性同一性障害者の戸籍上の性別変更要件を緩和する改正特例法が、このほど成立した。子の成人という要件が残った今回の法改正について、当事者はどのように受け止めているのか。最高裁に特別抗告してまで性別変更を求めた尼崎市の会社員、大迫真実さんに話を聞いた。(霍見真一郎)

 


-子どもが成人していれば、ほかの要件を満たした上で戸籍の性別変更ができるようになった。

 「娘が来年三月に二十歳になるので個人的にはうれしい。それほど間を置かずに、娘に話をしたいと思う。ただ、性別変更を求める当事者で子どもが成人している人は少なく、その人たちには申し訳ないという気持ちがある。うちより大きな子がいる人は(要件の一つである)離婚をしていない場合も多い。成人要件ではなく、一定のガイドラインの下で個別審査する方が良いと思う」

 -結婚し、子がいることに違和感を覚える人もいる。

 「自分の遺伝子を残し、子育てもしたかった。分かってもらうのは無理かもしれない」

 -外見が性別移行した上で、さらに戸籍の性別も変更するのは。

 「健康保険証やパスポートには『男』とある。(戸籍が変われば)再婚もできる」

 -特例法に子無し要件がある中で、性別変更を申し立て、最高裁で棄却されるまで約一年間闘った。

 「認められる可能性はかなり低いと考えていたが、何もしなかったら、こんなことで困っている人がいることは知られなかったと思う」

 -戸籍の性別を変更した場合、親子関係が混乱しないか。

 「戸籍の性別が変えられなくても、実際に女として生活している。子どもがいる性同一性障害者は、社会的には性別移行している人がほとんどだから、家庭内秩序というのは治療判定の時から崩れ始めている」

 -法改正後の不安は。

 「性別変更となると分籍することになるかもしれない。子どもの戸籍をたどって出てくるわたしと、性別変更したわたしがだぶって戸籍上に存在することにならないのか」


 おおさこ・まさみさん(通称名) 1955年尼崎市生まれ。会社員。幼いころから自分の性別に違和感があった。結婚し1女をもうけた。2003年に離婚。その後、性同一性障害の治療を始め、05年に性別適合手術を受けた。


■改正特例法のポイント

 二〇〇四年施行の特例法に盛り込まれた性別変更の要件は、二人以上の専門医の診断を受けた上で、(1)生殖腺がないか、その機能を永続的に欠く(2)性器が反対の性別に似ている(3)二十歳以上(4)現在結婚していない(5)子がいない-がある。最高裁判所によると、現行法の施行以降、全国の家庭裁判所が昨年末までに受け付けた性別変更の申し立ては九百十四件で、八百四十一件が認められた。

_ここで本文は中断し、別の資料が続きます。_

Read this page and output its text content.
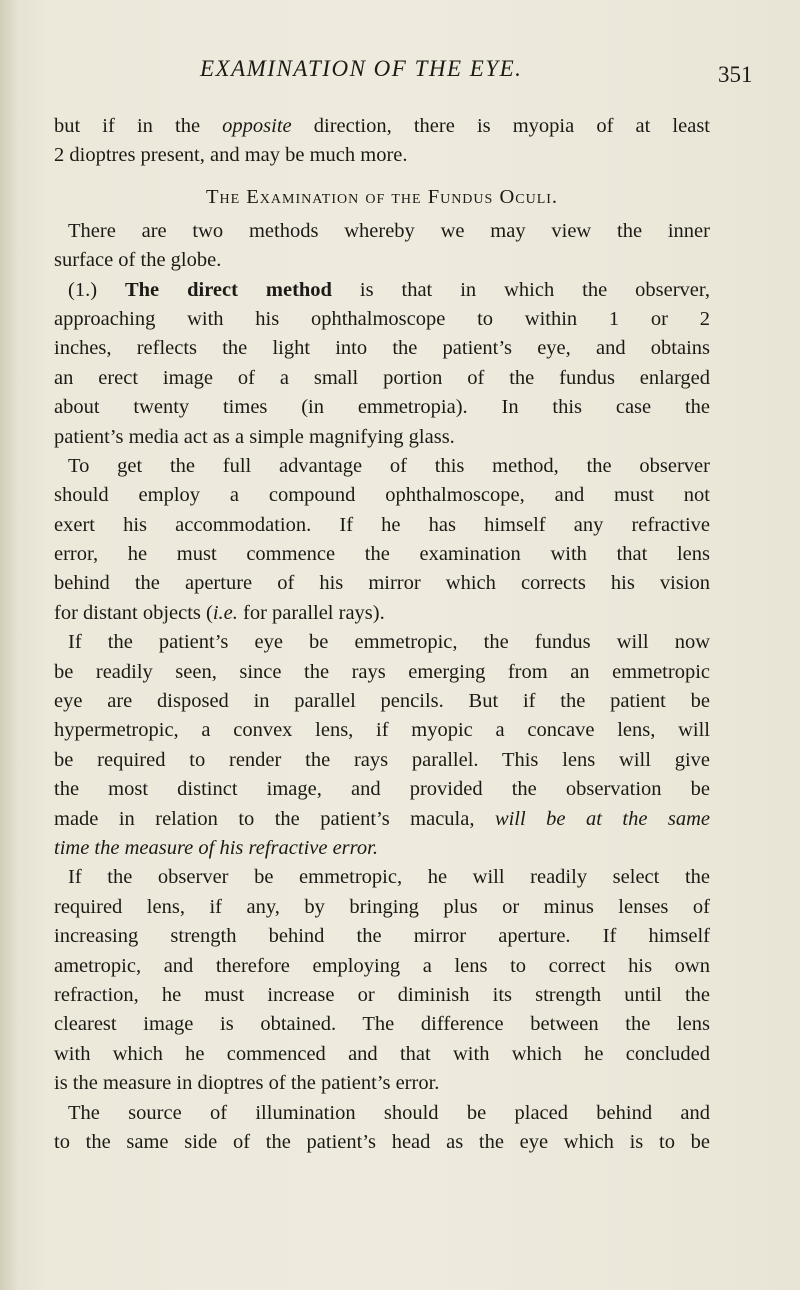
EXAMINATION OF THE EYE.	351
but if in the opposite direction, there is myopia of at least
2 dioptres present, and may be much more.
The Examination of the Fundus Oculi.
There are two methods whereby we may view the inner
surface of the globe.
(1.) The direct method is that in which the observer,
approaching with his ophthalmoscope to within 1 or 2
inches, reflects the light into the patient’s eye, and obtains
an erect image of a small portion of the fundus enlarged
about twenty times (in emmetropia). In this case the
patient’s media act as a simple magnifying glass.
To get the full advantage of this method, the observer
should employ a compound ophthalmoscope, and must not
exert his accommodation. If he has himself any refractive
error, he must commence the examination with that lens
behind the aperture of his mirror which corrects his vision
for distant objects (i.e. for parallel rays).
If the patient’s eye be emmetropic, the fundus will now
be readily seen, since the rays emerging from an emmetropic
eye are disposed in parallel pencils. But if the patient be
hypermetropic, a convex lens, if myopic a concave lens, will
be required to render the rays parallel. This lens will give
the most distinct image, and provided the observation be
made in relation to the patient’s macula, will be at the same
time the measure of his refractive error.
If the observer be emmetropic, he will readily select the
required lens, if any, by bringing plus or minus lenses of
increasing strength behind the mirror aperture. If himself
ametropic, and therefore employing a lens to correct his own
refraction, he must increase or diminish its strength until the
clearest image is obtained. The difference between the lens
with which he commenced and that with which he concluded
is the measure in dioptres of the patient’s error.
The source of illumination should be placed behind and
to the same side of the patient’s head as the eye which is to be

 改正法では、子が成人している場合は、(5)のいわゆる「子無し要件」が外れることになる。

 今回の条件付き緩和について、GID(性同一性障害)学会理事長の大島俊之・九州国際大教授は「子無し要件は完全に削除すべきだ」と指摘する。「二十歳という基準を設けたのは、子ども自身の判断力や理解力を考えたものだろうが、親が性同一性障害と診断され、望む性で生活しているのを、年齢に関係なく子どもたちは間近でみている」

 子どもがいる当事者の多くは四十-五十代。診断のために通院は家族は認めても、ホルモン治療などに入る際、理解が得られないケースが多いという。就労者の場合、性別適合手術に伴い、手術前後一カ月仕事を離れなければならず、経済的な負担に加え、周囲の理解を得ることも求められる。法改正で実際にハードルが低くなるのかは、不透明だ。

 戸籍の性別変更をめぐっては、日本以外では、スウェーデン、ドイツ、イタリア、オーストリアと、カナダの全州、米国の多くの州などに特例法があるが、韓国を除けば、子無し要件は先進国では見られない。今後も、子無し要件をめぐる議論は避けられない。

 大島教授は「子の判断能力については、養子縁組の同意など十五歳が民法上の区切り。子無し要件は全面削除が望ましいが、十五歳まで要件を緩和することも一つの方法だ」と指摘している。